Adenovirus prevents dsRNA formation by promoting efficient splicing of viral RNA

Nucleic Acids Res. 2021 Oct 21;gkab896. doi: 10.1093/nar/gkab896. Online ahead of print.


Eukaryotic cells recognize intracellular pathogens through pattern recognition receptors, including sensors of aberrant nucleic acid structures. Sensors of double-stranded RNA (dsRNA) are known to detect replication intermediates of RNA viruses. It has long been suggested that annealing of mRNA from symmetrical transcription of both top and bottom strands of DNA virus genomes can produce dsRNA during infection. Supporting this hypothesis, nearly all DNA viruses encode inhibitors of dsRNA-recognition pathways. However, direct evidence that DNA viruses produce dsRNA is lacking. Contrary to dogma, we show that the nuclear-replicating DNA virus adenovirus (AdV) does not produce detectable levels of dsRNA during infection. In contrast, abundant dsRNA is detected within the nucleus of cells infected with AdV mutants defective for viral RNA processing. In the presence of nuclear dsRNA, the cytoplasmic dsRNA sensor PKR is relocalized and activated within the nucleus.

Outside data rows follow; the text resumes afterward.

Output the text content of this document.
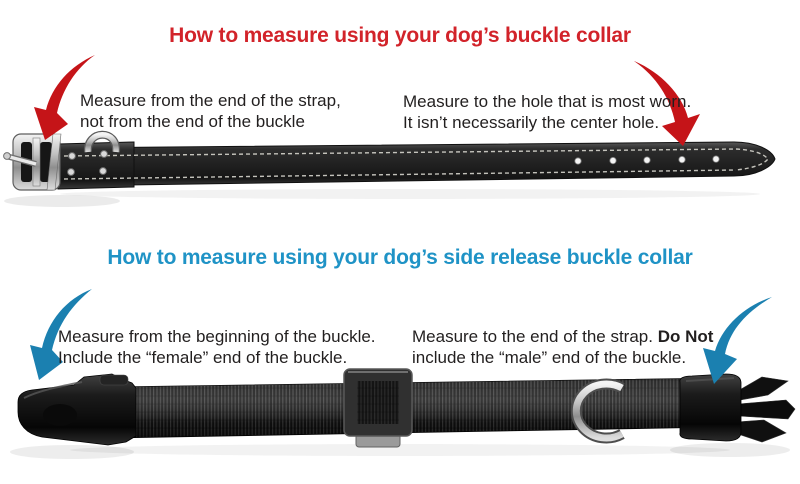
How to measure using your dog’s buckle collar
Measure from the end of the strap,
not from the end of the buckle
Measure to the hole that is most worn.
It isn’t necessarily the center hole.
How to measure using your dog’s side release buckle collar
Measure from the beginning of the buckle.
Include the “female” end of the buckle.
Measure to the end of the strap. Do Not
include the “male” end of the buckle.
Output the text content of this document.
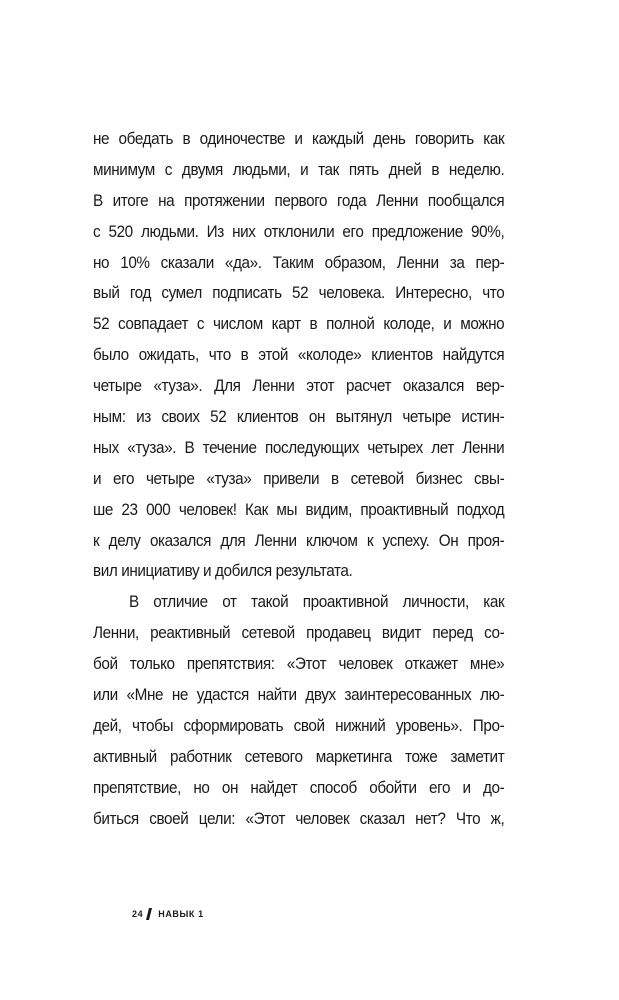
не обедать в одиночестве и каждый день говорить как
минимум с двумя людьми, и так пять дней в неделю.
В итоге на протяжении первого года Ленни пообщался
с 520 людьми. Из них отклонили его предложение 90%,
но 10% сказали «да». Таким образом, Ленни за пер-
вый год сумел подписать 52 человека. Интересно, что
52 совпадает с числом карт в полной колоде, и можно
было ожидать, что в этой «колоде» клиентов найдутся
четыре «туза». Для Ленни этот расчет оказался вер-
ным: из своих 52 клиентов он вытянул четыре истин-
ных «туза». В течение последующих четырех лет Ленни
и его четыре «туза» привели в сетевой бизнес свы-
ше 23 000 человек! Как мы видим, проактивный подход
к делу оказался для Ленни ключом к успеху. Он проя-
вил инициативу и добился результата.
В отличие от такой проактивной личности, как
Ленни, реактивный сетевой продавец видит перед со-
бой только препятствия: «Этот человек откажет мне»
или «Мне не удастся найти двух заинтересованных лю-
дей, чтобы сформировать свой нижний уровень». Про-
активный работник сетевого маркетинга тоже заметит
препятствие, но он найдет способ обойти его и до-
биться своей цели: «Этот человек сказал нет? Что ж,
24 НАВЫК 1
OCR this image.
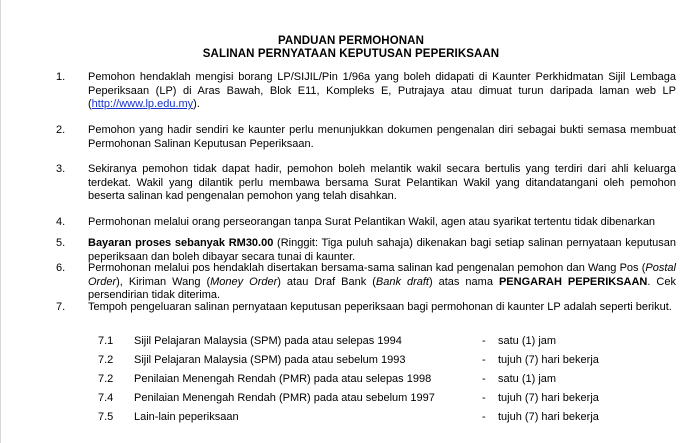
PANDUAN PERMOHONAN
SALINAN PERNYATAAN KEPUTUSAN PEPERIKSAAN
1. Pemohon hendaklah mengisi borang LP/SIJIL/Pin 1/96a yang boleh didapati di Kaunter Perkhidmatan Sijil Lembaga Peperiksaan (LP) di Aras Bawah, Blok E11, Kompleks E, Putrajaya atau dimuat turun daripada laman web LP (http://www.lp.edu.my).
2. Pemohon yang hadir sendiri ke kaunter perlu menunjukkan dokumen pengenalan diri sebagai bukti semasa membuat Permohonan Salinan Keputusan Peperiksaan.
3. Sekiranya pemohon tidak dapat hadir, pemohon boleh melantik wakil secara bertulis yang terdiri dari ahli keluarga terdekat. Wakil yang dilantik perlu membawa bersama Surat Pelantikan Wakil yang ditandatangani oleh pemohon beserta salinan kad pengenalan pemohon yang telah disahkan.
4. Permohonan melalui orang perseorangan tanpa Surat Pelantikan Wakil, agen atau syarikat tertentu tidak dibenarkan
5. Bayaran proses sebanyak RM30.00 (Ringgit: Tiga puluh sahaja) dikenakan bagi setiap salinan pernyataan keputusan peperiksaan dan boleh dibayar secara tunai di kaunter.
6. Permohonan melalui pos hendaklah disertakan bersama-sama salinan kad pengenalan pemohon dan Wang Pos (Postal Order), Kiriman Wang (Money Order) atau Draf Bank (Bank draft) atas nama PENGARAH PEPERIKSAAN. Cek persendirian tidak diterima.
7. Tempoh pengeluaran salinan pernyataan keputusan peperiksaan bagi permohonan di kaunter LP adalah seperti berikut.
7.1 Sijil Pelajaran Malaysia (SPM) pada atau selepas 1994	- satu (1) jam
7.2 Sijil Pelajaran Malaysia (SPM) pada atau sebelum 1993	- tujuh (7) hari bekerja
7.2 Penilaian Menengah Rendah (PMR) pada atau selepas 1998	- satu (1) jam
7.4 Penilaian Menengah Rendah (PMR) pada atau sebelum 1997	- tujuh (7) hari bekerja
7.5 Lain-lain peperiksaan	- tujuh (7) hari bekerja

Accumulation of viral dsRNA occurs in the late phase of infection, when unspliced viral transcripts form intron/exon base pairs between top and bottom strand transcripts. We propose that DNA viruses actively limit dsRNA formation by promoting efficient splicing and mRNA processing, thus avoiding detection and restriction by host innate immune sensors of pathogenic nucleic acids.